Paul Stein, PhD

Research Associate for the Department of Dermatology 

Biography

Dr. Stein received his undergraduate degree from Clark University and his Ph.D. from the State University of New York, Stony Brook. He completed his postdoctoral fellowship training with Dr. Paul Soriano at the Fred Hutchinson Cancer Center in Seattle. After an appointment at the Wistar Institute in Philadelphia as an Assistant Professor, he was appointed to the Departments of Dermatology and Genetics at the University of Pennsylvania. He moved the Departments of Dermatology and Microbiology/Immunology as an Associate Professor in 2003. Dr. Stein has published more than 20 research publications.

Research Interests

Dr. Stein's laboratory focuses on the function of Src family tyrosine kinases in regulating proliferation and differentiation. Src kinases were originally identified as proto-oncogenes, which, if mutated or over expressed, can cause cancer. Many of his studies focus on a family member called Fyn. In collaboration with Dr. Paolo Dotto's group at the Cutaneous Biology Research Center at Massachusetts General Hospital, Dr. Stein demonstrated that Fyn was important for controlling in vitro differentiation of keratinocytes. Cells isolated from genetically modified mice that lack Fyn fail to stratify and exhibit defects in adhesion. Skin expresses multiple Src kinases; not only is Dr. Stein interested in understanding the molecular mechanisms regulated by Fyn, but also how the remaining Src kinases work in concert to regulate epithelial function.

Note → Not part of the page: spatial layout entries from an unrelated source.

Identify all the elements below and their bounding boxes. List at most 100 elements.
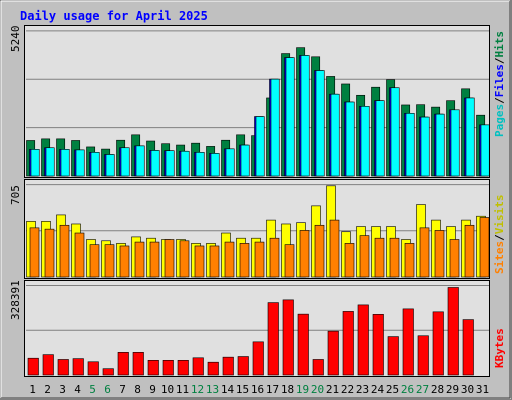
bar-pages-day-15 (240, 144, 250, 177)
bar-kbytes-day-26 (402, 308, 414, 376)
bar-sites-day-3 (59, 224, 70, 278)
bar-kbytes-day-19 (297, 313, 309, 376)
bar-sites-day-8 (134, 241, 145, 278)
x-tick-label: 9 (149, 383, 156, 396)
bar-kbytes-day-12 (192, 357, 204, 376)
bar-pages-day-28 (435, 113, 445, 177)
bar-kbytes-day-6 (102, 368, 114, 376)
bar-sites-day-19 (299, 230, 310, 278)
bar-pages-day-3 (60, 149, 70, 177)
bar-kbytes-day-28 (432, 311, 444, 376)
legend-sep-1: / (493, 97, 506, 104)
bar-sites-day-7 (119, 245, 130, 278)
x-tick-label: 25 (386, 383, 399, 396)
x-tick-label: 23 (356, 383, 369, 396)
bar-kbytes-day-17 (267, 302, 279, 376)
bar-sites-day-21 (329, 219, 340, 278)
bar-kbytes-day-27 (417, 335, 429, 376)
x-tick-label: 30 (461, 383, 474, 396)
bar-kbytes-day-15 (237, 356, 249, 376)
x-tick-label: 24 (371, 383, 385, 396)
x-tick-label: 19 (296, 383, 309, 396)
bar-pages-day-26 (405, 113, 415, 177)
bar-sites-day-11 (179, 240, 190, 278)
x-tick-label: 8 (134, 383, 141, 396)
x-tick-label: 13 (206, 383, 219, 396)
bar-pages-day-16 (255, 116, 265, 177)
x-tick-label: 22 (341, 383, 354, 396)
x-tick-label: 14 (221, 383, 235, 396)
bar-kbytes-day-2 (42, 354, 54, 376)
legend-sep-2: / (493, 57, 506, 64)
legend-sites: Sites (493, 241, 506, 274)
bar-kbytes-day-30 (462, 319, 474, 376)
bar-pages-day-11 (180, 150, 190, 177)
bar-kbytes-day-13 (207, 361, 219, 376)
ymax-label-bottom: 328391 (9, 280, 22, 320)
bar-kbytes-day-7 (117, 352, 129, 376)
bar-sites-day-20 (314, 224, 325, 278)
legend-kbytes: KBytes (493, 328, 506, 368)
x-tick-label: 27 (416, 383, 429, 396)
bar-sites-day-29 (449, 239, 460, 278)
bar-kbytes-day-14 (222, 356, 234, 376)
x-tick-label: 11 (176, 383, 189, 396)
bar-kbytes-day-20 (312, 359, 324, 376)
bar-pages-day-22 (345, 101, 355, 177)
x-tick-label: 21 (326, 383, 339, 396)
ymax-label-middle: 705 (9, 185, 22, 205)
x-tick-label: 28 (431, 383, 444, 396)
bar-sites-day-31 (479, 217, 490, 278)
x-tick-label: 3 (59, 383, 66, 396)
bar-kbytes-day-11 (177, 360, 189, 376)
bar-pages-day-2 (45, 147, 55, 177)
x-tick-label: 2 (44, 383, 51, 396)
x-tick-label: 7 (119, 383, 126, 396)
bar-kbytes-day-16 (252, 341, 264, 376)
ymax-label-top: 5240 (9, 26, 22, 53)
legend-middle: Sites/Visits (493, 195, 506, 275)
bars-layer (26, 47, 490, 376)
x-tick-label: 26 (401, 383, 414, 396)
bar-pages-day-1 (30, 149, 40, 177)
bar-pages-day-8 (135, 145, 145, 177)
bar-kbytes-day-10 (162, 360, 174, 376)
bar-sites-day-18 (284, 244, 295, 278)
bar-pages-day-13 (210, 153, 220, 177)
bar-pages-day-27 (420, 116, 430, 177)
bar-pages-day-24 (375, 100, 385, 177)
bar-kbytes-day-18 (282, 299, 294, 376)
bar-pages-day-6 (105, 154, 115, 177)
x-tick-label: 17 (266, 383, 279, 396)
bar-sites-day-17 (269, 237, 280, 278)
bar-sites-day-25 (389, 237, 400, 278)
bar-sites-day-2 (44, 228, 55, 278)
bar-pages-day-5 (90, 152, 100, 177)
bar-sites-day-6 (104, 244, 115, 278)
bar-pages-day-10 (165, 150, 175, 177)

Dr. Stein is also interested in understanding the function of Src kinases in T cell development. T cells express two Src kinases, Fyn and Lck. Lck has many roles in controlling T cell development, whereas Fyn has a relatively modest effect on shaping the T cell repertoire. However, the Stein laboratory has demonstrated that NKT cells, a unique T cell subset, are highly dependent on Fyn for proper development. NKT cells function in a regulatory fashion and are important in suppressing a variety of autoimmune diseases as well as modulating tumor metastasis. The developmental biology of NKT cells is poorly understood and many studies suggest that the signal transduction networks controlling NKT cell ontogeny may differ from conventional T cells. Dr. Stein's continuing work in this field focuses on understanding the molecular pathways that regulate both the function and development of this unique T cell population.